5. Future Directions
- Multi-Omics Validation: We aim to retrain the weighting parameters of the ABM using single-cell RNA-seq data, specifically looking at ATG5 (autophagy) and TREM2 (microglial) expression levels in HIV+ donor tissue.
- Spatial Expansion: Future iterations will move from a 2D canvas to a 3D volumetric model (based on our Noci-Spatial framework) to simulate the laminar distribution of pruning in the dorsal horn.
6. Tool Instructions: How to Use Neuro-Swarm
Access: The tool is deployed as a static web component on the cytos.dev portfolio.
User Interface Guide:
- The Viral Load Slider (Left Panel):
- Drag the slider to simulate the effect of gp120.
- 0.0 - 0.35 (Green): Observe the “Surveillance Mode.” Microglia (Blue Stars) scan passively.
- 0.36 - 0.60 (Orange): Enter the “Risk Zone.” Note the neurons beginning to glow orange/red as PtdSer flips.
0.60 (Red): The “Toxic Zone.” Watch the Microglia morph into Pink Blobs and actively chase neurons.
- Visualizing Apoptosis:
- When a Microglia catches a neuron, it triggers a Particle Explosion (20 debris particles/event).
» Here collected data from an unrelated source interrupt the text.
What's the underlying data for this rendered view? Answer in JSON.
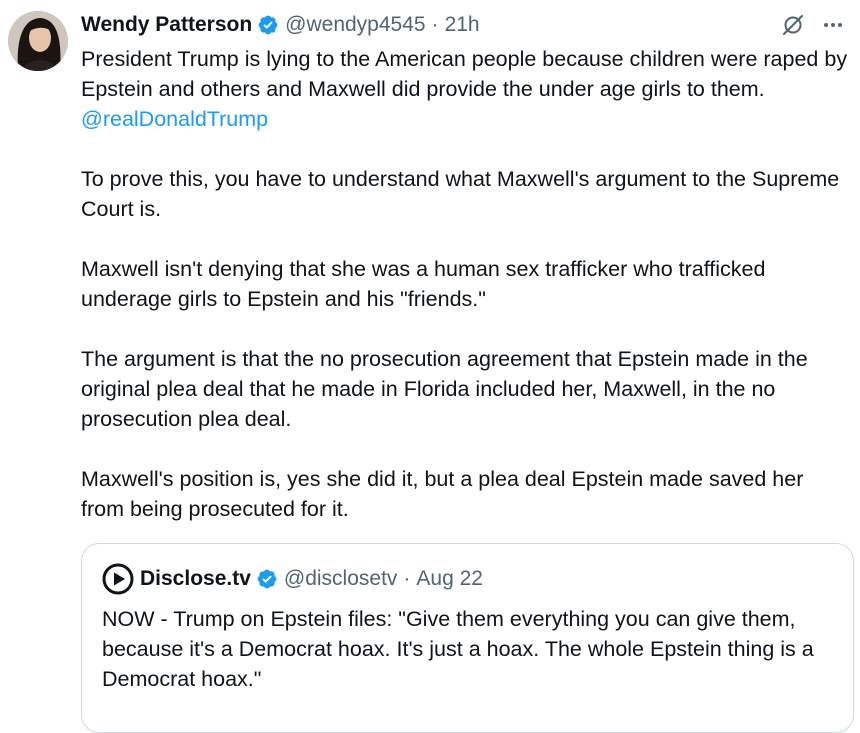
{
  "tweet": {
    "display_name": "Wendy Patterson",
    "handle": "@wendyp4545",
    "separator": "·",
    "time": "21h",
    "paragraphs": [
      "President Trump is lying to the American people because children were raped by Epstein and others and Maxwell did provide the under age girls to them.",
      "To prove this, you have to understand what Maxwell's argument to the Supreme Court is.",
      "Maxwell isn't denying that she was a human sex trafficker who trafficked underage girls to Epstein and his \"friends.\"",
      "The argument is that the no prosecution agreement that Epstein made in the original plea deal that he made in Florida included her, Maxwell, in the no prosecution plea deal.",
      "Maxwell's position is, yes she did it, but a plea deal Epstein made saved her from being prosecuted for it."
    ],
    "mention": "@realDonaldTrump",
    "icons": {
      "verified": "verified-badge-icon",
      "grok": "grok-icon",
      "more": "more-options-icon"
    }
  },
  "quote": {
    "display_name": "Disclose.tv",
    "handle": "@disclosetv",
    "separator": "·",
    "time": "Aug 22",
    "text": "NOW - Trump on Epstein files: \"Give them everything you can give them, because it's a Democrat hoax. It's just a hoax. The whole Epstein thing is a Democrat hoax.\"",
    "icons": {
      "logo": "disclose-play-logo-icon",
      "verified": "verified-badge-icon"
    }
  },
  "colors": {
    "text": "#0f1419",
    "secondary": "#536471",
    "link": "#1d9bf0",
    "verified": "#1d9bf0",
    "border": "#cfd9de"
  }
}
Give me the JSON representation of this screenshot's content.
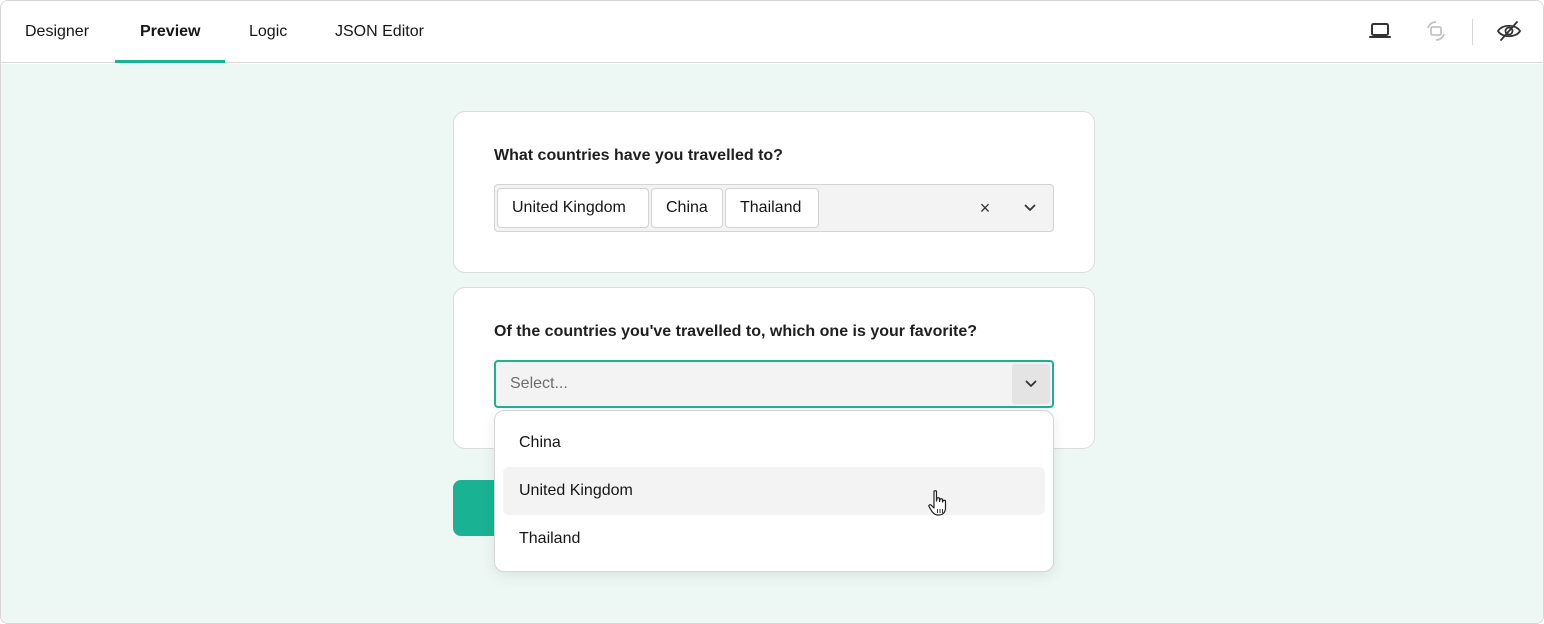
{
  "tabs": {
    "designer": "Designer",
    "preview": "Preview",
    "logic": "Logic",
    "json_editor": "JSON Editor"
  },
  "toolbar_icons": [
    "laptop-icon",
    "rotate-device-icon",
    "eye-off-icon"
  ],
  "question1": {
    "title": "What countries have you travelled to?",
    "tags": [
      "United Kingdom",
      "China",
      "Thailand"
    ],
    "clear_glyph": "×"
  },
  "question2": {
    "title": "Of the countries you've travelled to, which one is your favorite?",
    "placeholder": "Select..."
  },
  "dropdown": {
    "options": [
      "China",
      "United Kingdom",
      "Thailand"
    ],
    "hovered": "United Kingdom"
  },
  "colors": {
    "accent": "#19b394",
    "background": "#edf7f4"
  }
}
This visualizes the irreversible loss of the synapse.
- Data Readout:
- The “Synaptic Density” percentage updates in real-time, derived directly from the underlying Python-generated dataset.
7. References
- Schütz, S. G., & Robinson-Papp, J. (2013). HIV-related neuropathy: current perspectives. HIV/AIDS (Auckland, N.Z.), 5, 243.
- Yuan, S., et al. (2014). Gp120 in the pathogenesis of human HIV-associated pain. Annals of Neurology, 75(6), 837-850.
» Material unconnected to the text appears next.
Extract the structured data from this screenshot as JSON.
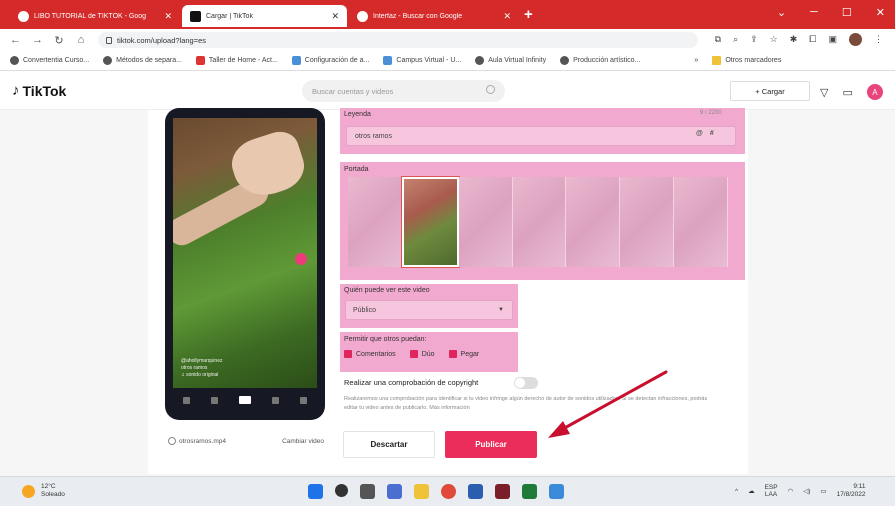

- Fields, J. A., et al. (2014). HIV-1 gp120 induces autophagy in neuroblastoma cells. Journal of Neurovirology.
- Schafer, D. P., et al. (2012). Microglia sculpt postnatal neural circuits in an activity and complement-dependent manner. Neuron, 74(4), 691-705.
- Scott-Hewitt, N., et al. (2020). Local externalization of phosphatidylserine mediates developmental synaptic pruning by microglia. EMBO Journal.
- Li, W., et al. (2020). Phosphatidylserine exposure controls viral innate immune responses. Molecular Cell.
- Ramanathan, B., et al. (2007). Autophagy-viral recognition research. Science.